No primeiro dia, Haddad, que era também um dos advogados de Lula, contou aos integrantes na Vigília Lula Livre que o petista apresentava uma “grande capacidade de reação” e seguia determinado em defender a democracia. Em seguida, leu uma mensagem do ex-presidente para as mulheres:
“Oito de março é dia de lembrar a luta das mulheres que vivem um movimento de luta diária. Desde o momento em que vêm ao mundo. Dia de marcar posição frente aqueles, que hoje no poder, tentam deslegitimar a luta de quem tem como ideal a igualdade de direitos.
Falamos de igualdade e do próprio direito à vida das mulheres que lutam para existir.
De onde me encontro, sigo em resistência pela construção da sociedade que sonhamos juntos, de um Brasil com oportunidades iguais para todos e todas.”, declarou Lula.
Já na manhã seguinte, um sábado, a Vigília teve muita cantoria para transmitir força e solidariedade a Lula, enquanto o artista João Bello declamou um texto, intitulado “Maria Maria”, de Fernando Brant e Milton Nascimento, uma homenagem às mulheres brasileiras. Os militantes em Curitiba ainda realizaram uma moda de viola com poesia cabocla e, mais tarde, bradaram os costumeiros “boa tarde” e “boa noite” a Lula, sendo que àquela altura a Vigília já somava 337 dias de luta e resistência.
MARIA MARIA
(declamado pelo artista popular João Bello no dia 9 de março de 2019, na Vigília Lula Livre, em homenagem ao Dia das Mulheres daquele ano)
“Maria, Maria, um simples nome de mulher.
Corpo negro de macios segredos, olhos vivos farejando a noite, braços fortes trabalhando o dia. Memória da grande desventura da raça, intuição física da justiça. Alegria, tristeza, solidariedade e solidão. Mulher pantera, fera. Mulher vida, vivida. Uma pessoa que aprendeu vivendo e nos deixou a verdadeira sabedoria: a dos humildes, a dos sofridos, a dos que tem o coração maior que o mundo.

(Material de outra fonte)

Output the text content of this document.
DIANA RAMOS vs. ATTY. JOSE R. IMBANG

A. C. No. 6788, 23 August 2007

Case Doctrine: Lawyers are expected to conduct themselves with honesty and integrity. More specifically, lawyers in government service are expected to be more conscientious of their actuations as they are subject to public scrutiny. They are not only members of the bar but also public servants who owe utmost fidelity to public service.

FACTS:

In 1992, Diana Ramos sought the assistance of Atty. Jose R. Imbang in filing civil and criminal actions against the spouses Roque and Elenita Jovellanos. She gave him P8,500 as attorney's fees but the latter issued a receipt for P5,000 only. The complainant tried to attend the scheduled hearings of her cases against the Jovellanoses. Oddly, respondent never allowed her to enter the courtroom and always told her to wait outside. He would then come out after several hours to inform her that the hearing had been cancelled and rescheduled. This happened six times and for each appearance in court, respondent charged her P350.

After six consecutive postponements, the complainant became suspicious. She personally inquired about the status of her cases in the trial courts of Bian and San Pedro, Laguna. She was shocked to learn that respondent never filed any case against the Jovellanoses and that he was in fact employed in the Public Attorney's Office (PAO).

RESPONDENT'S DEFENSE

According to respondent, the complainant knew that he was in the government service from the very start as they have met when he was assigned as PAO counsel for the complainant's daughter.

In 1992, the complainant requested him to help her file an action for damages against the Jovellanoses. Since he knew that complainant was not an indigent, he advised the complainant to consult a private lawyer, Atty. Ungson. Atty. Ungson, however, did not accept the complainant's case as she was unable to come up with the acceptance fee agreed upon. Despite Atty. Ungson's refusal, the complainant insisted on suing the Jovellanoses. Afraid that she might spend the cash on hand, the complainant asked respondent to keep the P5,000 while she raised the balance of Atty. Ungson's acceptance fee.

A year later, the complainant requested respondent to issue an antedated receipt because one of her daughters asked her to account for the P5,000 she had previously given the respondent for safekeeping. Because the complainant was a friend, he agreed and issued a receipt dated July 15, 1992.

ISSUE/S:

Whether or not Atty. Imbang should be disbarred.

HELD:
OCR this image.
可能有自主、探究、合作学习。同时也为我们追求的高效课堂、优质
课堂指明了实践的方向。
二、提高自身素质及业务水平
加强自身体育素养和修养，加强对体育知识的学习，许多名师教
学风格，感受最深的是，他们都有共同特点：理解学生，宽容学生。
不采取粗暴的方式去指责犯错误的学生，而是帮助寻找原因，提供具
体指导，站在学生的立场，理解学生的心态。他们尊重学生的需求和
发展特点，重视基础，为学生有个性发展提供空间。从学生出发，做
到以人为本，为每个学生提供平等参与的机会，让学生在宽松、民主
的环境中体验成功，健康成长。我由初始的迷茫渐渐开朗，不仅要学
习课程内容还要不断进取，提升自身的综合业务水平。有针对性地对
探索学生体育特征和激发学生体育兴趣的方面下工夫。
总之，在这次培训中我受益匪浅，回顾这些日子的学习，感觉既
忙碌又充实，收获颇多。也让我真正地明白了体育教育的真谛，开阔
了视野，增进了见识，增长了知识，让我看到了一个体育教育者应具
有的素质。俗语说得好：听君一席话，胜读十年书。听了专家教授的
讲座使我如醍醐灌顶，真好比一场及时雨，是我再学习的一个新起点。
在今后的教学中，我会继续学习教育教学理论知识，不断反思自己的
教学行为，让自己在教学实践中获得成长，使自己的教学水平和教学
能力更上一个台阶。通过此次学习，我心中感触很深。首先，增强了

Maria Maria nasceu num leito qualquer de madeira. Infância incomum, pois nem bem ela andava, falava e sentia e Já suas mãos ganhavam os primeiros calos de trabalho precoce. Infância de roupa rasgada e remendada, de corpo limpo e sorriso bem aberto. Infância sem brinquedos, mas cheia de jogos aprendidos com as velhas que lavavam roupas nas margens do Jequitinhonha.
Infância que acabou cedo, pois já aos 14 anos, como é normal na região, ela já estava casada.

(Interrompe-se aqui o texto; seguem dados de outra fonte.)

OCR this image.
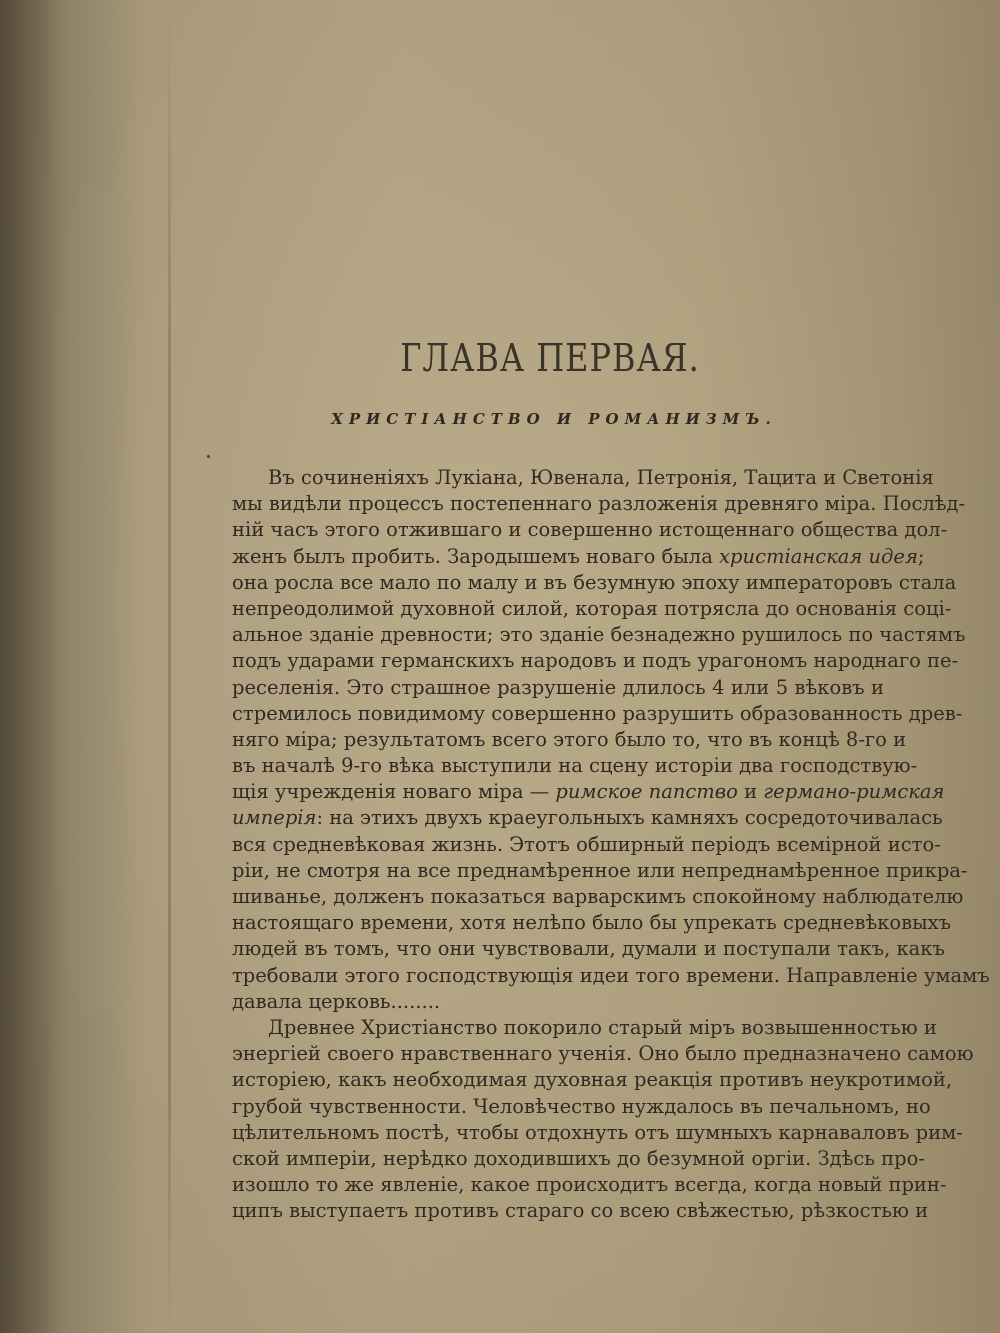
ГЛАВА ПЕРВАЯ.
ХРИСТІАНСТВО И РОМАНИЗМЪ.
Въ сочиненіяхъ Лукіана, Ювенала, Петронія, Тацита и Светонія
мы видѣли процессъ постепеннаго разложенія древняго міра. Послѣд-
ній часъ этого отжившаго и совершенно истощеннаго общества дол-
женъ былъ пробить. Зародышемъ новаго была христіанская идея;
она росла все мало по малу и въ безумную эпоху императоровъ стала
непреодолимой духовной силой, которая потрясла до основанія соці-
альное зданіе древности; это зданіе безнадежно рушилось по частямъ
подъ ударами германскихъ народовъ и подъ урагономъ народнаго пе-
реселенія. Это страшное разрушеніе длилось 4 или 5 вѣковъ и
стремилось повидимому совершенно разрушить образованность древ-
няго міра; результатомъ всего этого было то, что въ концѣ 8-го и
въ началѣ 9-го вѣка выступили на сцену исторіи два господствую-
щія учрежденія новаго міра — римское папство и германо-римская
имперія: на этихъ двухъ краеугольныхъ камняхъ сосредоточивалась
вся средневѣковая жизнь. Этотъ обширный періодъ всемірной исто-
ріи, не смотря на все преднамѣренное или непреднамѣренное прикра-
шиванье, долженъ показаться варварскимъ спокойному наблюдателю
настоящаго времени, хотя нелѣпо было бы упрекать средневѣковыхъ
людей въ томъ, что они чувствовали, думали и поступали такъ, какъ
требовали этого господствующія идеи того времени. Направленіе умамъ
давала церковь........
Древнее Христіанство покорило старый міръ возвышенностью и
энергіей своего нравственнаго ученія. Оно было предназначено самою
исторіею, какъ необходимая духовная реакція противъ неукротимой,
грубой чувственности. Человѣчество нуждалось въ печальномъ, но
цѣлительномъ постѣ, чтобы отдохнуть отъ шумныхъ карнаваловъ рим-
ской имперіи, нерѣдко доходившихъ до безумной оргіи. Здѣсь про-
изошло то же явленіе, какое происходитъ всегда, когда новый прин-
ципъ выступаетъ противъ стараго со всею свѣжестью, рѣзкостью и
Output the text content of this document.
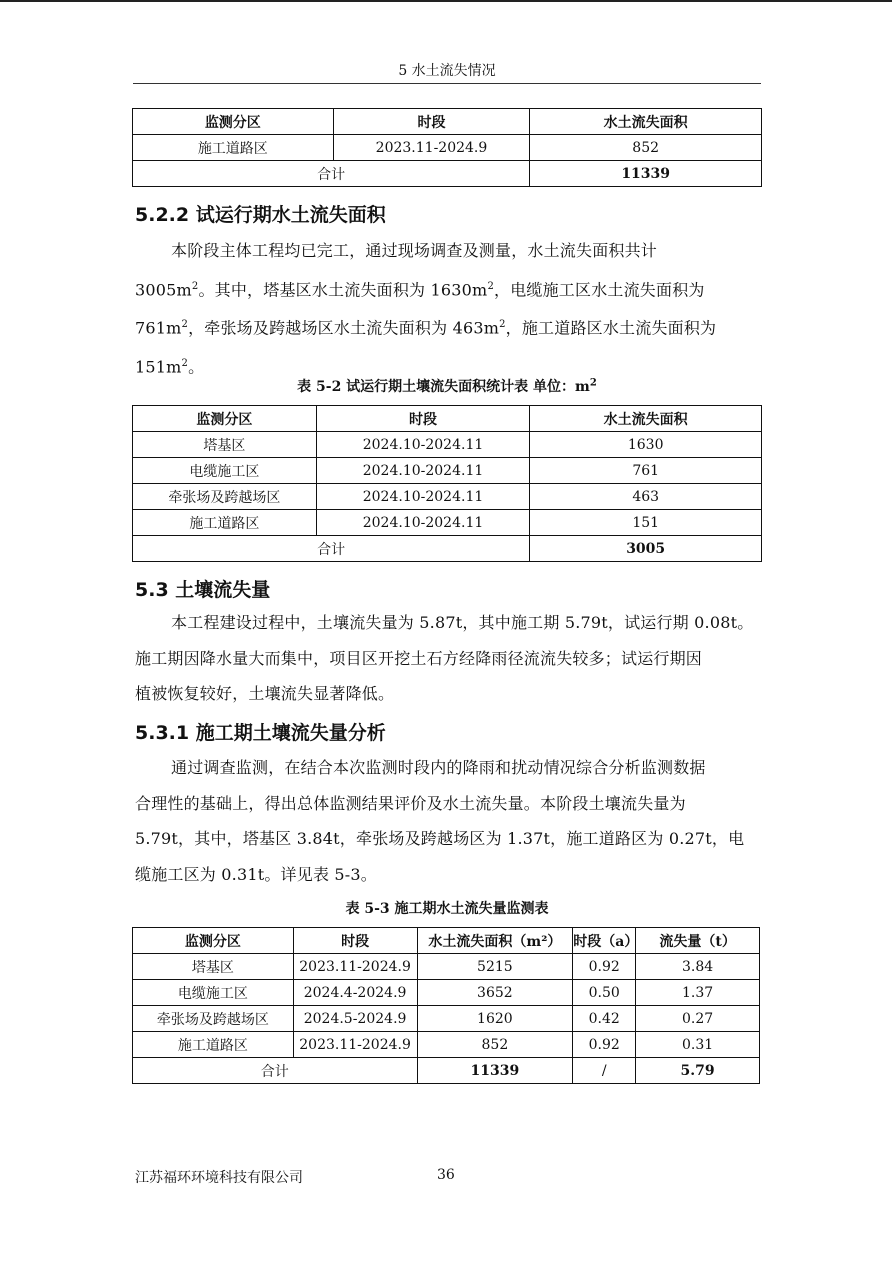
5 水土流失情况
监测分区	时段	水土流失面积
施工道路区	2023.11-2024.9	852
合计		11339
5.2.2 试运行期水土流失面积
本阶段主体工程均已完工，通过现场调查及测量，水土流失面积共计
$3005m^2$。其中，塔基区水土流失面积为 $1630m^2$，电缆施工区水土流失面积为
$761m^2$，牵张场及跨越场区水土流失面积为 $463m^2$，施工道路区水土流失面积为
$151m^2$。
表 5-2 试运行期土壤流失面积统计表 单位：$m^2$
监测分区	时段	水土流失面积
塔基区	2024.10-2024.11	1630
电缆施工区	2024.10-2024.11	761
牵张场及跨越场区	2024.10-2024.11	463
施工道路区	2024.10-2024.11	151
合计		3005
5.3 土壤流失量
本工程建设过程中，土壤流失量为 5.87t，其中施工期 5.79t，试运行期 0.08t。
施工期因降水量大而集中，项目区开挖土石方经降雨径流流失较多；试运行期因
植被恢复较好，土壤流失显著降低。
5.3.1 施工期土壤流失量分析
通过调查监测，在结合本次监测时段内的降雨和扰动情况综合分析监测数据
合理性的基础上，得出总体监测结果评价及水土流失量。本阶段土壤流失量为
5.79t，其中，塔基区 3.84t，牵张场及跨越场区为 1.37t，施工道路区为 0.27t，电
缆施工区为 0.31t。详见表 5-3。
表 5-3 施工期水土流失量监测表
监测分区	时段	水土流失面积（m²）	时段（a）	流失量（t）
塔基区	2023.11-2024.9	5215	0.92	3.84
电缆施工区	2024.4-2024.9	3652	0.50	1.37
牵张场及跨越场区	2024.5-2024.9	1620	0.42	0.27
施工道路区	2023.11-2024.9	852	0.92	0.31
合计		11339	/	5.79
江苏福环环境科技有限公司	36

Do casamento ela se lembra pouco, ou não quer muito se lembrar. Homem estranho aquele a lhe dar balas e doces em troca de cada filho. Casamento que em seis anos, seis filhos lhe concedeu. Os filhos se amontoavam nos quatro cantos da casa. Enquanto ela estendia a roupa na beira dos trilhos, os seis meninos sentados brincavam na terra fofa. Os seus olhinhos de espanto não entendiam nada.
De repente, notícia vinda dos trilhos. Maria Maria era viúva.

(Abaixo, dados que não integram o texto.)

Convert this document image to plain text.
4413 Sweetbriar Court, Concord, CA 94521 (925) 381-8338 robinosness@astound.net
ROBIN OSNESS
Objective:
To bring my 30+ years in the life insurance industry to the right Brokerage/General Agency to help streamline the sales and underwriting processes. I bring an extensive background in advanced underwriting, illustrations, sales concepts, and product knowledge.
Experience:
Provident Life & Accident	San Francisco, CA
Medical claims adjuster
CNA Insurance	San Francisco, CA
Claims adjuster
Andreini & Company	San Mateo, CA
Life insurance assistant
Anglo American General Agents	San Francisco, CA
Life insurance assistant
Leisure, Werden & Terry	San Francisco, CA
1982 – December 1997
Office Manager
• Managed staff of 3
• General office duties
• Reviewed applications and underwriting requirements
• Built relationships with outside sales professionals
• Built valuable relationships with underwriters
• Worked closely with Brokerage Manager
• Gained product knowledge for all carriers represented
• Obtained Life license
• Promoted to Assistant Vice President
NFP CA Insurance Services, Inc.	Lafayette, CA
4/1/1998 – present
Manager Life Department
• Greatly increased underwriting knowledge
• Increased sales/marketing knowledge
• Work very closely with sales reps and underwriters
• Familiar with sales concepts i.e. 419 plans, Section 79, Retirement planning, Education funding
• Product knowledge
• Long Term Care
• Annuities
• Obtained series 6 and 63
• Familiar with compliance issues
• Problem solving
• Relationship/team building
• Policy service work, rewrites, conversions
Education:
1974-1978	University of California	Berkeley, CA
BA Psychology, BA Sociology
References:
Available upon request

Pela primeira vez a morte entrava em sua vida e vinha em forma de alívio. E de retalho em retalho Maria se definiu: solidária, solitária, operária e brincalhona. Ela pode ao mesmo tempo ser Maria e ser exemplo de gente que trabalhando em todas as horas do dia, conserva em seu semblante toda pura alegria, de gente que vai sofrendo e quanto mais sofre, mais tem sabedoria.”